By | Published on Thursday 2 November 2017

YouTube

YouTube has denied it removed a video posted by the US-based Content Creators Coalition on editorial grounds, arguing that the video was stopped from running as an advert on its platform, for a time, for administrative reasons.

As previously reported, the Content Creators Coalition – aka C3 – last week published two videos criticising YouTube. One focused on the fact royalties paid by YouTube to the music community are considerably lower than those paid by services like Spotify and Apple Music, while the other dealt with frustrations around the platform’s takedown system.

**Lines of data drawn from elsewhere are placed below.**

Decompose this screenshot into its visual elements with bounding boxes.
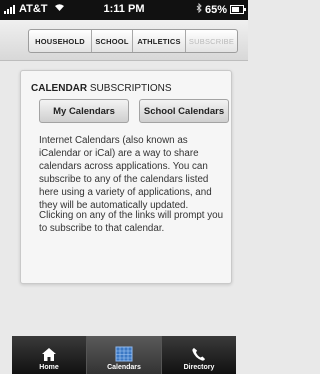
instruction-paragraph: Clicking on any of the links will prompt…: [39, 210, 224, 234]
card-title-rest: SUBSCRIPTIONS: [87, 83, 172, 94]
calendar-subscriptions-card: CALENDAR SUBSCRIPTIONS My Calendars Scho…: [20, 70, 232, 284]
my-calendars-button[interactable]: My Calendars: [39, 99, 129, 123]
tab-directory-label: Directory: [183, 364, 215, 371]
battery-icon: [230, 5, 246, 14]
status-right: 65%: [196, 2, 246, 16]
top-nav-bar: HOUSEHOLD SCHOOL ATHLETICS SUBSCRIBE: [0, 20, 248, 61]
card-title: CALENDAR SUBSCRIPTIONS: [31, 83, 172, 94]
battery-percent: 65%: [204, 3, 227, 16]
description-paragraph: Internet Calendars (also known as iCalen…: [39, 135, 212, 211]
tab-household[interactable]: HOUSEHOLD: [29, 30, 92, 52]
tab-school[interactable]: SCHOOL: [92, 30, 133, 52]
tab-athletics[interactable]: ATHLETICS: [133, 30, 186, 52]
tab-directory[interactable]: Directory: [162, 336, 236, 374]
tab-home-label: Home: [39, 364, 59, 371]
phone-icon: [192, 348, 205, 361]
bluetooth-icon: [196, 2, 202, 16]
tab-calendars[interactable]: Calendars: [86, 336, 162, 374]
calendar-icon: [115, 346, 133, 362]
card-title-bold: CALENDAR: [31, 83, 88, 94]
segmented-control: HOUSEHOLD SCHOOL ATHLETICS SUBSCRIBE: [28, 29, 238, 53]
home-icon: [42, 348, 56, 361]
tab-home[interactable]: Home: [12, 336, 86, 374]
status-bar: AT&T 1:11 PM 65%: [0, 0, 248, 20]
school-calendars-button[interactable]: School Calendars: [139, 99, 229, 123]
tab-calendars-label: Calendars: [107, 364, 141, 371]
bottom-tab-bar: Home Calendars Directory: [12, 336, 236, 374]
tab-subscribe: SUBSCRIBE: [188, 36, 235, 46]
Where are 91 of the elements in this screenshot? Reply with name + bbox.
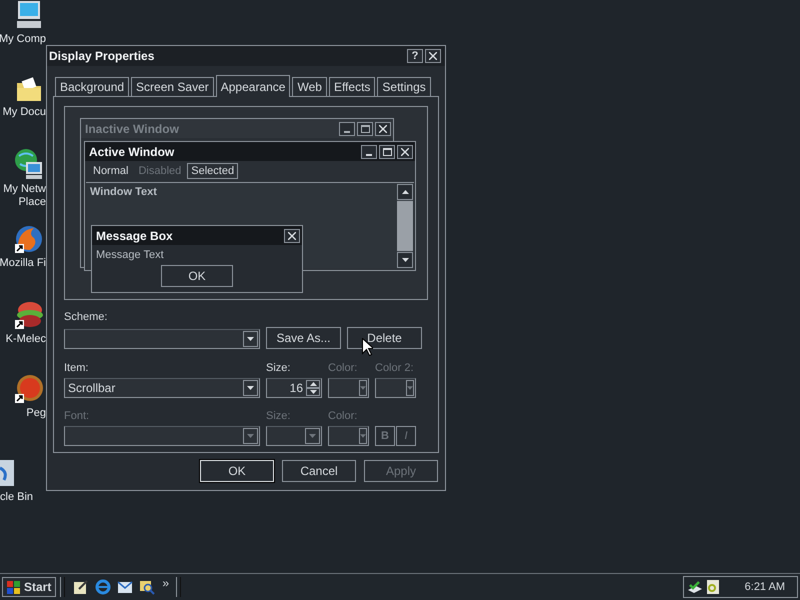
network-tray-icon[interactable]: [686, 579, 703, 595]
color-picker[interactable]: [328, 378, 369, 398]
tab[interactable]: Background: [55, 77, 130, 96]
minimize-button[interactable]: [361, 144, 377, 158]
maximize-icon: [382, 148, 392, 156]
icon-label: My Docu: [2, 106, 46, 119]
field-value: Scrollbar: [67, 381, 116, 395]
icon-label: Mozilla Fi: [0, 257, 46, 270]
message-text: Message Text: [95, 248, 165, 263]
window-title: Active Window: [89, 144, 176, 158]
menu-item[interactable]: Selected: [187, 163, 238, 179]
down-arrow-icon: [402, 258, 408, 262]
up-arrow-icon: [310, 382, 316, 386]
ok-button[interactable]: OK: [161, 265, 233, 287]
field-label: Font:: [64, 410, 90, 424]
dropdown[interactable]: [266, 426, 322, 446]
close-button[interactable]: [284, 228, 300, 242]
color-picker[interactable]: [328, 426, 369, 446]
close-button[interactable]: [425, 49, 441, 63]
field-label: Color:: [328, 362, 358, 376]
recycle-bin-icon[interactable]: [0, 458, 14, 488]
clock: 6:21 AM: [744, 581, 785, 593]
melon-icon[interactable]: [14, 300, 44, 330]
icon-label: Place: [18, 196, 46, 209]
maximize-button[interactable]: [357, 122, 373, 136]
tab[interactable]: Appearance: [216, 75, 290, 97]
field-label: Size:: [266, 362, 292, 376]
dropdown[interactable]: Scrollbar: [64, 378, 260, 398]
up-arrow-icon: [402, 190, 408, 194]
window-title: Display Properties: [49, 49, 156, 63]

The videos are part of C3’s ongoing efforts to lobby for reform of the copyright safe harbour in American law, which the music industry argues is being exploited by user-upload platforms like YouTube to force music rights owners into licensing deals that generate much less income for record labels, music publishers, artists and songwriters.

C3 has posted its campaigning videos to various platforms, including YouTube, where it sought to push its content out further by buying advertising from the Google site. Which means it’s using YouTube to diss YouTube. Which is fun.

However, 48 hours into the campaign, the YouTube platform blocked C3 from pushing out its content. The campaigning group hit back, stating: “After two days of widespread press coverage of our artist-driven campaign to pressure Google into treating artists more fairly you suspended and are now censoring our account”.

YouTube did subsequently unblock the video on C3’s account, and yesterday it insisted that the temporary blockage had nothing to do with the content of the video. A spokesperson for the Google site told CMU: “We never removed this video or any video on this channel from YouTube. The video in question was briefly prevented from running as an advertisement on our systems, due to a payment issue. That issue has been resolved and the video is again running as an advertisement”.

Sources with knowledge of C3’s campaign say that the organisation is unaware of any payment issues on its YouTube account, as nothing changed at its end before, during or after the temporary block. Either way, I think its fair to say tensions remain strained between the Google video site and much of the music community.